The institute plans to create a platform dedicated to non-performing loans to be entrusted to Mediobanca – Viola then announced that Monte dei Paschi intends to raise the bar of non-performing loans to be sold on the market in the three-year period 2016-2018.

Mps: profit of 93 million in the quarter, plan for Npl coming soon

Mps closed the first quarter of 2016 with profits of 93,3 million euros, a result down by 35,2% compared to 143 million in the first quarter of 2015, which however benefited from the extraordinary item of the reimbursement for Alexandria.

Consolidated net profit of 93,2 million for Monte dei Paschi in the first quarter, a decrease compared to 143,7 million in the same period of 2015. The interest margin amounted to 548,3 million (-9,6%). total revenues drop to 1185,5 million (-13%).
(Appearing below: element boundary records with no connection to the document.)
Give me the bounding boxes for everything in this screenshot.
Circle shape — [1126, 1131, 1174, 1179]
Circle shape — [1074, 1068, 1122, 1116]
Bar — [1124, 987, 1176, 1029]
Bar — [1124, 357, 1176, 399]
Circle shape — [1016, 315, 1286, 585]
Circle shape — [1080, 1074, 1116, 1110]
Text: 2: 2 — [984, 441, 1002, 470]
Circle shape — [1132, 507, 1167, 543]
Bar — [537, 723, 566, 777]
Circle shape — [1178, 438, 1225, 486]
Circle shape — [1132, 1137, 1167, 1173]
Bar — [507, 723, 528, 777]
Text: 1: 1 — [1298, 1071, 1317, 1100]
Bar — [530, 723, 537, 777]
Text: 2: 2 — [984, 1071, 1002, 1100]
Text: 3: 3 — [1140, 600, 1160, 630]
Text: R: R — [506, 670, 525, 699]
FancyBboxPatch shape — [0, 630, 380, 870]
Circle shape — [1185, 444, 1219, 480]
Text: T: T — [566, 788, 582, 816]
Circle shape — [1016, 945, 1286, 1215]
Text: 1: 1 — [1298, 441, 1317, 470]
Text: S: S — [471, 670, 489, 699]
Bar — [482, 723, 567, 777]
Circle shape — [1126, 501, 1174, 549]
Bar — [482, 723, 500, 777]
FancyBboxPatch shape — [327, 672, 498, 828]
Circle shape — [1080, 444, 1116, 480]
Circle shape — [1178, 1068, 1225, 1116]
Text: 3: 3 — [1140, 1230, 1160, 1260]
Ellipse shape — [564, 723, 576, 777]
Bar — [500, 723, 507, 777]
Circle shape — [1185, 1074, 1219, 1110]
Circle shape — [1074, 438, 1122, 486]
The group records a gross operating profit of 540,5 million from 719,7 million in the same period last year. Operating expenses also decreased to 645 million (-1,3%) including personnel expenses (-0,4%). The bank reports its solid capital position with a transitional cet1 ratio of 11,7 per cent.

Banca Mps records loans to customers of 114 billion (+2%), reversing the negative trend that has characterized the last few years. Direct deposits rise to 120 billion. Commercial funding, which decreased at the beginning of the year, began to grow again in March and April.

At the end of March non-performing loans held by the Sienese bank were equal to approximately 24 billion euro and were covered at 49%, an increase of 59 basis points compared to the end of 2015. The institute plans to create a platform dedicated to non-performing loans from to entrust to Mediobanca. In the first quarter MPS recorded the return to performing status of loans for an amount of 400 million.

To manage non-performing loans, Monte dei Paschi is looking for a partner, who will have to be a different entity than any counterparties to whom it will assign part of the non-performing loans. The managing director Fabrizio Viola told analysts: "We plan to keep the agreement for the partnership and the sale separate," he explained.

Viola then made it known that Monte dei Paschi intends to raise the bar of non-performing loans to be sold on the market in the three-year period 2016-2018. The industrial plan provides for the sale of 1 billion this year, 1 in 2017 and 1,5 billion in 2018, "but our commitment is to do more in the three years", the CEO told analysts. The plan did not yet include the public guarantee Gags or the Atlante Fund and "we are expecting benefits from the establishment of the Fund", added Viola.